Boston

Visual arts guide: What’s going on in the galleries

Samurai!
Samurai!

Through April
‘Me Love You Long Time’
Through April 7
Mills Gallery
Boston Center for the Arts
Free, 617-426-5000
www.bcaonline.org
This exhibit is a survey of two decades of contemporary art, mostly by artists of South Asian extraction. The list of more than 50 participating artists or collectives is too long to copy here, but the sheer number should give you an idea of just how crazy-extensive it is.

Betsyann Duval
and Laurie Alpert
April 3 through 27
Bromfield Gallery
450 Harrison Ave., Boston
Free, 617-451-3605
www.bromfieldgallery.com
Betsyann Duval’s contribution to this dual exhibition, “Infinite Progression,” began with a series of tiny paintings on sheets of adhesive note paper. Each was meant to be a tiny moment in time. Now, she’s expanded the concept into larger works that show a progression of moment. Laurie Alpert’s half, a set of prints and artist’s books entitled “Milori Blue,” takes a surprising subject for inspiration: the cracks, ridges, and paint drops on artist’s studio floor.

Karen Meninno: ‘Sculpture Remix’
April 3 through 28
Kingston Gallery, 450 Harrison Ave., Boston
Free, 617-423-4113
www.kingstongallery.com
The great challenge of cartography is to accurately render a three-dimensional object (the Earth) on a two-dimensional surface (the map). With these works, Karen Meninno is trying something similar — but in a much more abstract sense — by digitally manipulating her whimsical, oddly-shaped sculptures, transforming them into flat, symmetrical prints. Though the pieces have lost a spatial dimension, they seem to have gained, or perhaps revealed, a previously unknown artistic dimension.

Through May

Anders Zorn: ‘A European Artist Seduces America’
Through May 13
Isabella Stewart Gardner
Museum, 280 The Fenway, Boston, $5-$15, 617-566-1401
www.gardnermuseum.org
Victorian art collector Isabella Stewart Gardner was best known as a Renaissance enthusiast, but some of her museum’s jewels actually come from her own era. Among these are works by Swedish portrait master Anders Zorn, who was wildly popular in those days but tends to be forgotten today. One look at these vibrant works, which include paintings from Gardner’s collection as well as selections from museums across the world, will have you wondering why.

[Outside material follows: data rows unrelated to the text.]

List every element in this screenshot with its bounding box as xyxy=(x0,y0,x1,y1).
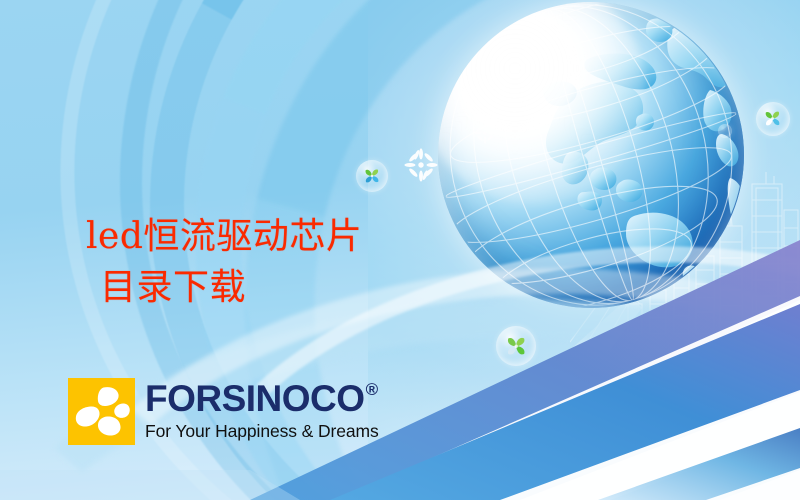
promo-banner: led恒流驱动芯片 目录下载 FORSINOCO® xyxy=(0,0,800,500)
bubble-pinwheel-3 xyxy=(756,102,790,136)
logo-company-name: FORSINOCO® xyxy=(145,380,379,417)
logo-tagline: For Your Happiness & Dreams xyxy=(145,423,379,441)
headline-line-2: 目录下载 xyxy=(86,262,506,313)
headline-line-1: led恒流驱动芯片 xyxy=(86,216,362,257)
company-logo: FORSINOCO® For Your Happiness & Dreams xyxy=(68,378,379,445)
pinwheel-icon xyxy=(505,335,527,357)
bubble-small-4 xyxy=(718,124,732,138)
logo-text-block: FORSINOCO® For Your Happiness & Dreams xyxy=(145,378,379,441)
logo-company-word: FORSINOCO xyxy=(145,380,365,417)
registered-trademark-symbol: ® xyxy=(366,381,378,398)
headline: led恒流驱动芯片 目录下载 xyxy=(86,160,506,364)
forsinoco-pinwheel-mark-icon xyxy=(68,378,135,445)
pinwheel-icon xyxy=(763,109,782,128)
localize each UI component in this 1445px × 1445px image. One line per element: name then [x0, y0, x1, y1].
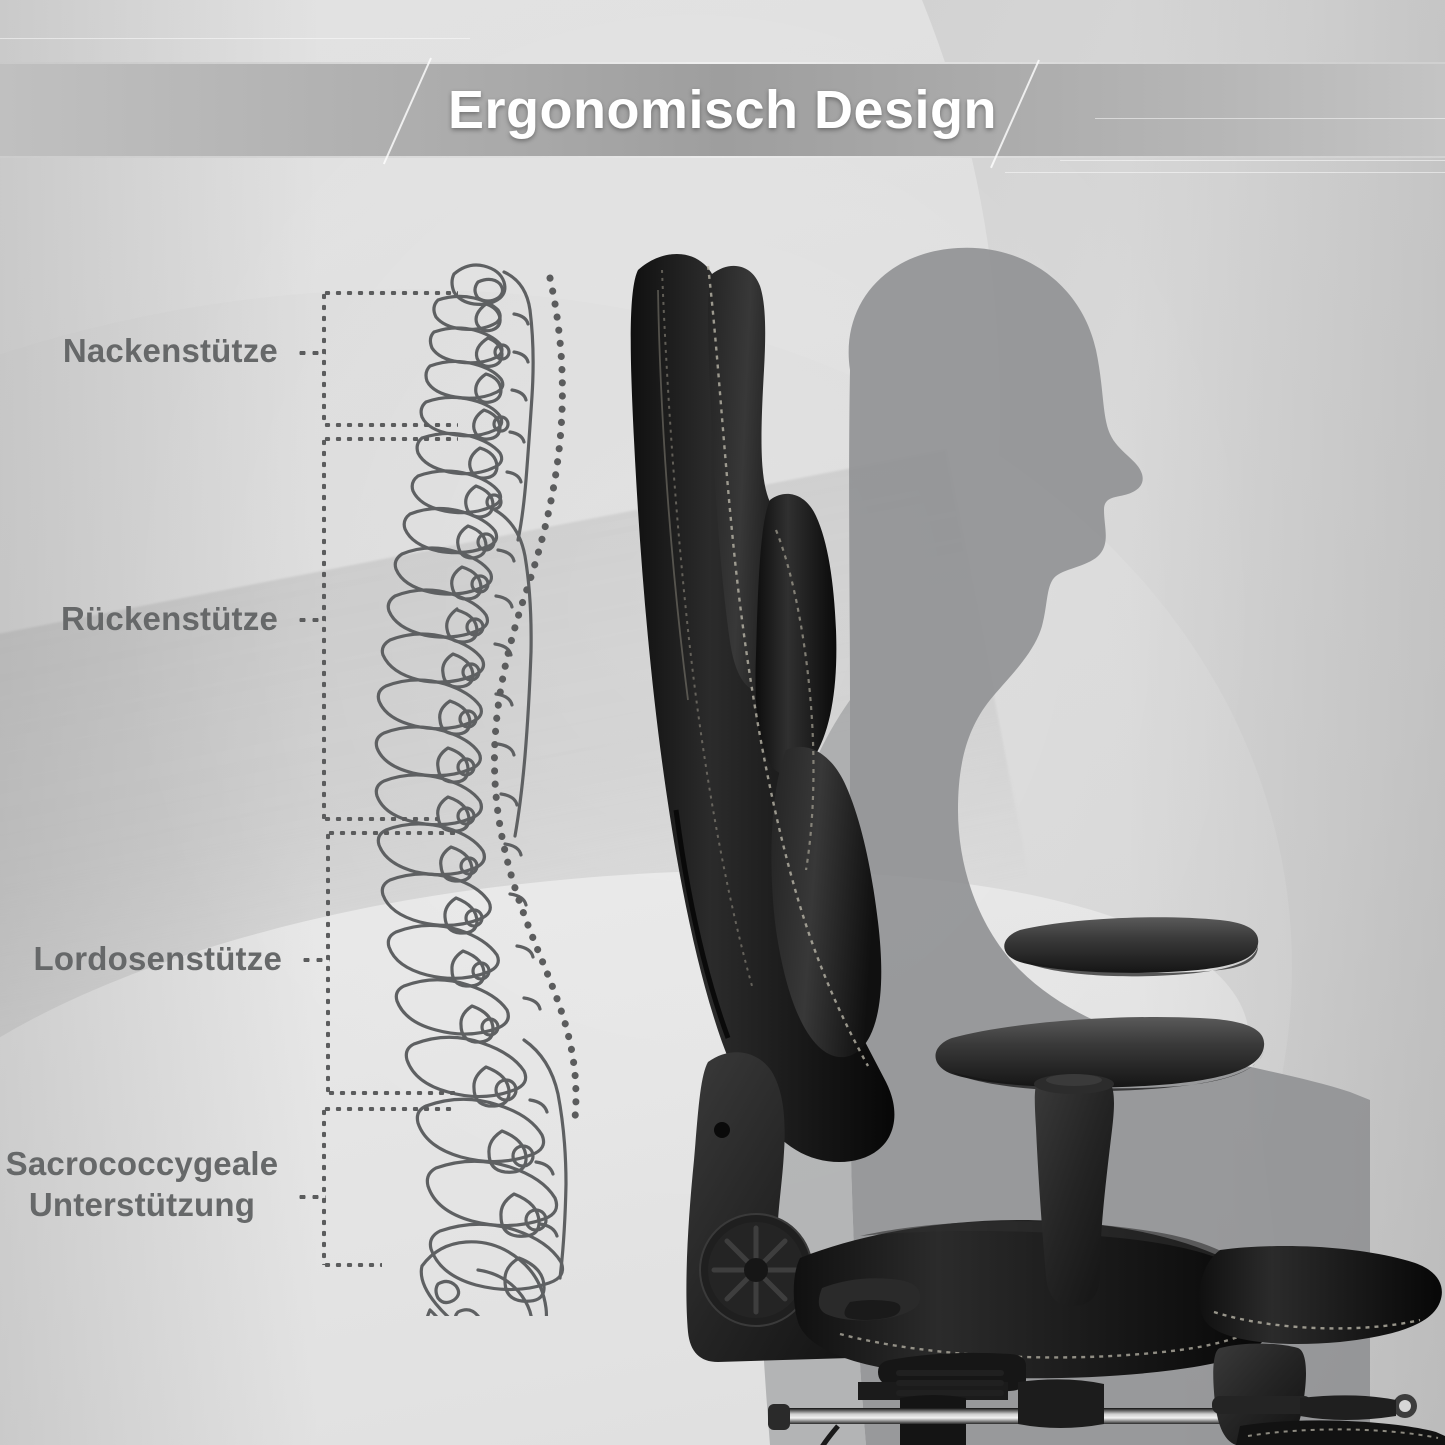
gaming-chair	[600, 230, 1445, 1445]
label-lumbar-support: Lordosenstütze	[0, 938, 282, 979]
back-bracket-bottom	[322, 817, 438, 821]
back-leader-line	[296, 618, 326, 622]
page-title: Ergonomisch Design	[0, 62, 1445, 158]
lumbar-bracket-left	[326, 831, 330, 1093]
label-sacral-support: Sacrococcygeale Unterstützung	[0, 1143, 284, 1226]
sacral-bracket-left	[322, 1107, 326, 1265]
neck-bracket-left	[322, 291, 326, 425]
header-banner: Ergonomisch Design	[0, 0, 1445, 176]
neck-leader-line	[296, 351, 326, 355]
back-bracket-left	[322, 437, 326, 819]
lumbar-leader-line	[300, 958, 330, 962]
neck-bracket-top	[322, 291, 458, 295]
banner-rule-7	[1005, 172, 1445, 173]
neck-bracket-bottom	[322, 423, 458, 427]
sacral-bracket-bottom	[322, 1263, 382, 1267]
banner-rule-1	[0, 38, 470, 39]
sacral-leader-line	[296, 1195, 326, 1199]
label-back-support: Rückenstütze	[0, 598, 278, 639]
label-neck-support: Nackenstütze	[0, 330, 278, 371]
lumbar-bracket-top	[326, 831, 456, 835]
lumbar-bracket-bottom	[326, 1091, 456, 1095]
back-bracket-top	[322, 437, 458, 441]
ergonomic-design-infographic: Nackenstütze Rückenstütze Lordosenstütze…	[0, 0, 1445, 1445]
banner-rule-6	[1060, 160, 1445, 161]
sacral-bracket-top	[322, 1107, 456, 1111]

Views from Cape Cod and the Massachusetts Islands
April 3 through May 13
Panopticon Gallery
502c Comm. Ave., Boston
Free, 617-267-8929
www.panopticongallery.com
We know what you’re thinking: snapshots of the Cape and Islands? Yawn. But these photos by Neal Rantoul and Brian Kaplan are hardly typical postcard fare.
Through June
‘Portugal, Jesuits, and Japan: Spiritual Beliefs and Earthly Goods’
Through June 2
McMullen Museum of Art, Boston College
140 Comm. Ave., Chestnut Hill
Free, 617-552-8100
www.bc.edu
This exhibition features rare examples, on seven folding screens, of nanban art — 16th and 17th century Japanese works inspired by contact with European missionaries and merchants, whom the locals called “nanban-jin,” which translates, rather unflatteringly, to “southern barbarians.” A sense of the strangeness, even silliness of the European figures, with their comically profuse facial hair and oversized, balloon-like pants, is palpable — it’s an enlightening view from the other side of the cultural looking glass.

Through August

Samurai!
April 14 through August 4
Museum of Fine Arts
465 Huntington Ave., Boston
$23-$25, 617-267-9300
www.mfa.org
Legends of the samurai, the knights of medieval Japan whose fierce warrior skills were matched only by their elevated code of honor, are so numerous and popular that it’s easy to forget that they, like their European counterparts, actually did exist. Anyone in need of proof should check out this fascinating exhibit of samurai armor and accoutrements from the Ann and Gabriel Barbier-Mueller Collection. And no, you can’t try it on. matthew dinaro

Through fall

Barry McGee
April 6 through September
Institute of Contemporary Art
100 Northern Ave., Boston
$10-$15, 617-478-3100
www.icaboston.org
San Francisco-based artist Barry McGee first began showing in the ’80s — the era of AIDS panic and punk rock, two major influences on his early work. McGee also draws from graffiti, comics, hobo art and radical politics. He’s an artist as much at home in the street as in the gallery, and his work is always striking.